Lyme Neuroborreliosis: Known Knowns, Known Unknowns

John J. Halperin; Randi Eikeland; John A. Branda; Rick Dersch

Disclosures

Brain. 2022;145(8):2635-2647. 

In This Article

Treatment

As in any nervous system infection, treatment requires organism-appropriate antimicrobials. Recommendations differentiate parenchymal (brain, spinal cord) CNS infection from all others. Parenteral treatment is recommended for the very rare parenchymal infections, not based on evidence but because other parenchymal CNS infections generally require such treatment to achieve therapeutic CNS concentrations. For all other LNB, choices include intravenous ceftriaxone, cefotaxime or penicillin G or oral doxycycline[9,60] for 14–21 days, with oral and parenteral regimens considered equally effective.

Although extensive evidence supports such treatment in clear-cut LNB, questions often arise when patients with other neurological or psychiatric disorders are found to have positive two-tier test results. Such patients raise two distinct questions: (i) do the benefits outweigh the risks of treating this particular patient for possible Lyme disease and, if so, how much treatment would be appropriate; and (ii) is a pathophysiological link between Lyme borreliosis and this neurological disorder plausible?
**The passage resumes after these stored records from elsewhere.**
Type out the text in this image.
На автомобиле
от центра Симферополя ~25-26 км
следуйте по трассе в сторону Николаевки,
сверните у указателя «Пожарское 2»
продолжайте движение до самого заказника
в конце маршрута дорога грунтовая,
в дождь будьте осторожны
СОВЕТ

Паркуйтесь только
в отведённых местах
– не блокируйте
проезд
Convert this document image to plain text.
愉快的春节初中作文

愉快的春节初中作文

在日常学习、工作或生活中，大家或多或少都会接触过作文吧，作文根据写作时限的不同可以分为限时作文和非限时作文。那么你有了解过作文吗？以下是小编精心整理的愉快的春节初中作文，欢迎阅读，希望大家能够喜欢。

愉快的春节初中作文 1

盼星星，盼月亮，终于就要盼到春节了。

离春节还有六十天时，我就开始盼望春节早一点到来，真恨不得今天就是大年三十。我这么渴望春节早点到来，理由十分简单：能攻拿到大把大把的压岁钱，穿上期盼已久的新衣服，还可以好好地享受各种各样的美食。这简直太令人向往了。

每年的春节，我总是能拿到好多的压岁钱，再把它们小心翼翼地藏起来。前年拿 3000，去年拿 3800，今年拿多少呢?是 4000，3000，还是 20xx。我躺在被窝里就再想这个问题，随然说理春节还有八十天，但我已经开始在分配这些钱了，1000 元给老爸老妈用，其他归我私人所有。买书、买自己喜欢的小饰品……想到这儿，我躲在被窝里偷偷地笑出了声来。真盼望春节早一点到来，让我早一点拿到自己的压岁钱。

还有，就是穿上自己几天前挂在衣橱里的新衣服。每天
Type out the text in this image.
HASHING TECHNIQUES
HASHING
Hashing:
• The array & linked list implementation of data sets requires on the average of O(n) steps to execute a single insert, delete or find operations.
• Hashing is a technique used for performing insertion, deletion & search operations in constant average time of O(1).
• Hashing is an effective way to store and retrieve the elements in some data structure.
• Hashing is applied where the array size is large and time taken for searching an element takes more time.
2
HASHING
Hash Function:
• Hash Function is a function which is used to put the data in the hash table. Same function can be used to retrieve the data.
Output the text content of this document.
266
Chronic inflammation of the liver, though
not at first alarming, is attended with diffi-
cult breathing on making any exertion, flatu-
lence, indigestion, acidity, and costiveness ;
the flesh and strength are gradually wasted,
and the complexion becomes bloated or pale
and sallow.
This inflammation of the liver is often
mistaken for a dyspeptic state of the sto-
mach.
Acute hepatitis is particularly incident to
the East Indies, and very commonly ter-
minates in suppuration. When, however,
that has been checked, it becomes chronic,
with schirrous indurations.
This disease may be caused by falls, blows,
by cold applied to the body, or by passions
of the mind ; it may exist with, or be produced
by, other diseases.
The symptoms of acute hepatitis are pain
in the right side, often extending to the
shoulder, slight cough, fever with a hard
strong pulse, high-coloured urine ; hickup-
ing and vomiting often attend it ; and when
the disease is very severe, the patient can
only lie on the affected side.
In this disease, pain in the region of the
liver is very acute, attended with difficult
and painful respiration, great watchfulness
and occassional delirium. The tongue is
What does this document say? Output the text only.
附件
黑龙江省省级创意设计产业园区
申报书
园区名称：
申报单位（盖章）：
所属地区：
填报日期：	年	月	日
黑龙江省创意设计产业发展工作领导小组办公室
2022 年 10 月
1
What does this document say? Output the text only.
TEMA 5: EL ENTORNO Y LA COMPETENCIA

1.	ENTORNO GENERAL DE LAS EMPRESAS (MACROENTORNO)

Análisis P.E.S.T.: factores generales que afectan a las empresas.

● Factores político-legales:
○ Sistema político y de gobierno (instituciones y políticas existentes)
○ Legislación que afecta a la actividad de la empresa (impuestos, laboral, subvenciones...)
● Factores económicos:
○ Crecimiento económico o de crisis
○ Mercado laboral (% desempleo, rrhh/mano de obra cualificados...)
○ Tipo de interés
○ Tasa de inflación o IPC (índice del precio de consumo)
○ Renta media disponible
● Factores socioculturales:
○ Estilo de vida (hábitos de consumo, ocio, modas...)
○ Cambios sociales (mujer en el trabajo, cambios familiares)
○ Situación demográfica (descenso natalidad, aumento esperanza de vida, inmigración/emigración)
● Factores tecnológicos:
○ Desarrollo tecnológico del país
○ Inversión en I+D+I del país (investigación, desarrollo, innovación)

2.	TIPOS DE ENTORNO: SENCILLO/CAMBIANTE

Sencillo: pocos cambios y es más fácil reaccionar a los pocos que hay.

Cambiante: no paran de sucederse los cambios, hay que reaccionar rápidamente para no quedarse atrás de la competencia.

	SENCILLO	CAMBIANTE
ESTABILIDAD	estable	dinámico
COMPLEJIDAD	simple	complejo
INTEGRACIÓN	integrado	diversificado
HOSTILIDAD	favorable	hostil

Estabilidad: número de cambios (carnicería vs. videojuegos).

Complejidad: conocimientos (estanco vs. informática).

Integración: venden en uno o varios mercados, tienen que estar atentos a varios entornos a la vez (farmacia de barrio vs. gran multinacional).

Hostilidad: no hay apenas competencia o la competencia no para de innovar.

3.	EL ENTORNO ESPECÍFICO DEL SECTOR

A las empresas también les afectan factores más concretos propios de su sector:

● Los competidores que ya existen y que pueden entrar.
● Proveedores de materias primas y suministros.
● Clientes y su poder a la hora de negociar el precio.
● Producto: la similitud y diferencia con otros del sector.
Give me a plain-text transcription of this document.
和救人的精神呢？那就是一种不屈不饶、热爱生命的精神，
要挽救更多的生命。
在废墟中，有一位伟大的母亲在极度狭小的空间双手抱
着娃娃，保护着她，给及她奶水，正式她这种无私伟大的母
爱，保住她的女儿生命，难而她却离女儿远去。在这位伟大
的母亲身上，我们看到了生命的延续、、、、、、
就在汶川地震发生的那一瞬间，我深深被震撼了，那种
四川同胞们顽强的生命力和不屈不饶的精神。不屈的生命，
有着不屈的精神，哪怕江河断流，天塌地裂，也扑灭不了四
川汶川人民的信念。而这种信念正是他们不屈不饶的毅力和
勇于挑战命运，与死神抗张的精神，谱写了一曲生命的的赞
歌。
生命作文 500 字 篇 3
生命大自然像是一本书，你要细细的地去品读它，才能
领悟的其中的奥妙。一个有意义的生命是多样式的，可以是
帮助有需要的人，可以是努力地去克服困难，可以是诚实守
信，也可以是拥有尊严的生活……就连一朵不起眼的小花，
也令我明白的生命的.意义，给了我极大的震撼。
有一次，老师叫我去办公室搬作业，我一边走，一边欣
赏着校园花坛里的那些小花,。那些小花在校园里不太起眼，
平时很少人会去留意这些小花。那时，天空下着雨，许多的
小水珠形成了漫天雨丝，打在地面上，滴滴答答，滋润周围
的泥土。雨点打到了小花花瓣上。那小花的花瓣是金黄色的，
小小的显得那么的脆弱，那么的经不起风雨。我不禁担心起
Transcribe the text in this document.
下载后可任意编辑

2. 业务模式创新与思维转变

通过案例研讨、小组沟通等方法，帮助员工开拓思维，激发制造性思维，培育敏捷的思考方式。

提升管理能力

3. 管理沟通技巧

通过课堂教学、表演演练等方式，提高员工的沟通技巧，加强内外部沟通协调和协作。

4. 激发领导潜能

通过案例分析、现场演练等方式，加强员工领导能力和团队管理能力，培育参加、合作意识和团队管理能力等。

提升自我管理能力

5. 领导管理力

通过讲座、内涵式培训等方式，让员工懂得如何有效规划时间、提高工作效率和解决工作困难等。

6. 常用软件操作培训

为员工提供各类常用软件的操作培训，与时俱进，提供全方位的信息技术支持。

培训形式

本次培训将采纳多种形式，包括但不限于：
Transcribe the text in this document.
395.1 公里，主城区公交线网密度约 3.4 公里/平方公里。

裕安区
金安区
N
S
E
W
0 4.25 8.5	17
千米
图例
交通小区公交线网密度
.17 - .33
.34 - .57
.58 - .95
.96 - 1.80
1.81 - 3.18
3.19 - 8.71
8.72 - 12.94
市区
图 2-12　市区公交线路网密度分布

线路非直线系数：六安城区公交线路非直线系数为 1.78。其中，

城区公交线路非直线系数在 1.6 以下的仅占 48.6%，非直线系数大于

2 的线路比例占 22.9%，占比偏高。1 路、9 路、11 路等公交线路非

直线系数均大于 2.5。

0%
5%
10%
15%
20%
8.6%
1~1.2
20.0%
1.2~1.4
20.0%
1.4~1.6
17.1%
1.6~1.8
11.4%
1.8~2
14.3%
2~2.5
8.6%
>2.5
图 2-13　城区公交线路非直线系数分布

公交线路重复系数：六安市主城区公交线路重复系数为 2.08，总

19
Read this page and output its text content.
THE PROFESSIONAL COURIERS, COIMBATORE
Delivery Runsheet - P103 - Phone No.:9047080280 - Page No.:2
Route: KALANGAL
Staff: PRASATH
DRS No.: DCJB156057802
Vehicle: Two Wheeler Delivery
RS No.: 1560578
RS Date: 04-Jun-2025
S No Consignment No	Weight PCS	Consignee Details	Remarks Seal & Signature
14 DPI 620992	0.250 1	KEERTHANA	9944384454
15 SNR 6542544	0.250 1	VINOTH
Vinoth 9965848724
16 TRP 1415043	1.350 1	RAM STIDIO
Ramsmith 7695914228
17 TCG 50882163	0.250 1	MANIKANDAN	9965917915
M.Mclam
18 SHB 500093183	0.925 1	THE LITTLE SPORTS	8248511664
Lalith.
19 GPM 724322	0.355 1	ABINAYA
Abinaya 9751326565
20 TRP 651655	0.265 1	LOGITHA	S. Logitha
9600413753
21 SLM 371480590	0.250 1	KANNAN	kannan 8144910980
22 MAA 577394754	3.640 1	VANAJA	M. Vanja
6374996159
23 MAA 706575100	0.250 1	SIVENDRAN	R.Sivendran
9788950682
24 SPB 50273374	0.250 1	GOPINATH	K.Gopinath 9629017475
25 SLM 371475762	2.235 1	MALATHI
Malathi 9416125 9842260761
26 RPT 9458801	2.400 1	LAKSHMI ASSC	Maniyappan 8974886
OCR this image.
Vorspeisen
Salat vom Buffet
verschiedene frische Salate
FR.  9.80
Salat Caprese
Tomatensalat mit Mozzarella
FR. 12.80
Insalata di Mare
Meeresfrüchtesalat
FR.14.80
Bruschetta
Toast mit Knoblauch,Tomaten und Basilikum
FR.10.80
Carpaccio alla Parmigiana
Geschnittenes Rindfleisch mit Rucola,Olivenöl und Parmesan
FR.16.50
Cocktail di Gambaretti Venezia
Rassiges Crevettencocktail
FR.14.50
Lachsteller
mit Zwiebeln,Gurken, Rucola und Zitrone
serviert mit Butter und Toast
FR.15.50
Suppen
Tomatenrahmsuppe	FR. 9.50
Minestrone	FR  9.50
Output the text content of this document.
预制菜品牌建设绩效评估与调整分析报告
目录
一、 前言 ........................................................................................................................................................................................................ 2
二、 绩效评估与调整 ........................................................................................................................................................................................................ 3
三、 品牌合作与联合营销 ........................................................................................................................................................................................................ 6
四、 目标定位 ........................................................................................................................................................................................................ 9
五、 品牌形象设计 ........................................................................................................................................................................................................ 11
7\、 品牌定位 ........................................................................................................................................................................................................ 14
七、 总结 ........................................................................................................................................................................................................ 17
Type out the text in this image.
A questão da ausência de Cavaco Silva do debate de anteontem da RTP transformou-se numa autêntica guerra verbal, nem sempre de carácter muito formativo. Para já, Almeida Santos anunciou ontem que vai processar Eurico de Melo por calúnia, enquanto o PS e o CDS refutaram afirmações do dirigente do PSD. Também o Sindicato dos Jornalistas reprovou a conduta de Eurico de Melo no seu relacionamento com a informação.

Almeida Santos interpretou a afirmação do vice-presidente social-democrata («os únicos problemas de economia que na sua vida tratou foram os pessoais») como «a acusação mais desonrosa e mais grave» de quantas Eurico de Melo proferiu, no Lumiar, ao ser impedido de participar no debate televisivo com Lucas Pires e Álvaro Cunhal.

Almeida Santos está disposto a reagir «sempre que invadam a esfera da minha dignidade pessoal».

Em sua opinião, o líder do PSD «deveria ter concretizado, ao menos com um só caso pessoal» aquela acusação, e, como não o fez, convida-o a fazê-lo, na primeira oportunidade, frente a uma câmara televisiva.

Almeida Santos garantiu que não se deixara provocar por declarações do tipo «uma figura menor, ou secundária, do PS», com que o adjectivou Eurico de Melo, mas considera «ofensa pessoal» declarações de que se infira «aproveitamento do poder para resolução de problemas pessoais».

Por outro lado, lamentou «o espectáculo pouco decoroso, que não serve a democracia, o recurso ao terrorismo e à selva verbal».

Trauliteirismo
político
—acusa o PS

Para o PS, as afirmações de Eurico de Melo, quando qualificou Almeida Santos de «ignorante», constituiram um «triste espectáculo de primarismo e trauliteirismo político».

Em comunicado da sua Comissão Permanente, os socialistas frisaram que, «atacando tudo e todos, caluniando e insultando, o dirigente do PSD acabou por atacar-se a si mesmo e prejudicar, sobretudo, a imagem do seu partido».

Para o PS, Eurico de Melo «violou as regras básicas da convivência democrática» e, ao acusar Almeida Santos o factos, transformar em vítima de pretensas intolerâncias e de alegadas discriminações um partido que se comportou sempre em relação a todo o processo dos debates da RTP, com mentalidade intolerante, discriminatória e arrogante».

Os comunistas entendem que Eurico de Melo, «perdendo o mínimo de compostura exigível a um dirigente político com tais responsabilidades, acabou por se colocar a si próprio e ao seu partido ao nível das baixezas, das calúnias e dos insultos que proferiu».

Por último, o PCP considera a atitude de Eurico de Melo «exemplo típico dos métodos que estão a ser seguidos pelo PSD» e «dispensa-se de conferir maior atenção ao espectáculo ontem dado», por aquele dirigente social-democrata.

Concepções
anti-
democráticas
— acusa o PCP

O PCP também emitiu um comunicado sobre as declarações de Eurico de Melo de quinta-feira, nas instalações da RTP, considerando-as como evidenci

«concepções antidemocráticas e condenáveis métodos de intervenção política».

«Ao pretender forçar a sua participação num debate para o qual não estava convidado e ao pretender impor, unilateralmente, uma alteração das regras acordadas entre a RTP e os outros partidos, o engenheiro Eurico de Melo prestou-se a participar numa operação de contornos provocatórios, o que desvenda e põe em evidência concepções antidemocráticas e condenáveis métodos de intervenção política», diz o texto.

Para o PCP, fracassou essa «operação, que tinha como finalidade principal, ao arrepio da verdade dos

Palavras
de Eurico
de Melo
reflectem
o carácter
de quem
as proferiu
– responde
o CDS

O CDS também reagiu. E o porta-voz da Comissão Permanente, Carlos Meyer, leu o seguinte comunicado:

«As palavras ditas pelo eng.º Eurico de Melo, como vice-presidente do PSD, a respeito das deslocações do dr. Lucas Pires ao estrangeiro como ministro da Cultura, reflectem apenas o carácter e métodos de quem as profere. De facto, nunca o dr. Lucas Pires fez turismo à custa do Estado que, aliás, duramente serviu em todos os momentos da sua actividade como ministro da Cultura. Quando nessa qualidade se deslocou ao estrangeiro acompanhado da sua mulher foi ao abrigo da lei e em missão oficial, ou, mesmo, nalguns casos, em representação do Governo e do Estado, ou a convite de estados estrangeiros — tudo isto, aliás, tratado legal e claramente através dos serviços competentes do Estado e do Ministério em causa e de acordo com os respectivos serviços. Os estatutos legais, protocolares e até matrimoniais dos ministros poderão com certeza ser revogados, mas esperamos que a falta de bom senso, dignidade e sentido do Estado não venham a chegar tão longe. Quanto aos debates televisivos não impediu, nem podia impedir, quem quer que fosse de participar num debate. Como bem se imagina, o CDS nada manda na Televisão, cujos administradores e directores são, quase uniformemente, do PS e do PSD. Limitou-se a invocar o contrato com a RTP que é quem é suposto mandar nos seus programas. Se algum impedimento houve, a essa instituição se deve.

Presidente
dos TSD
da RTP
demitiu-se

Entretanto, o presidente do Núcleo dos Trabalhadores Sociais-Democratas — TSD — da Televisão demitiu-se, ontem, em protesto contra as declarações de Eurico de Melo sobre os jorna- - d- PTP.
As detailed above, in CNS disorders without CNS inflammation, CNS LNB is extremely unlikely and aggressive antimicrobial treatment is usually not warranted. PNS involvement without CSF inflammation can be more challenging. If there is other evidence of Lyme borreliosis (EM, ACA, Lyme arthritis) recommended treatment regimens are reasonable. In less clear-cut instances this decision must consider the risk of misdiagnosis, of side effects and concerns about promoting antimicrobial resistance.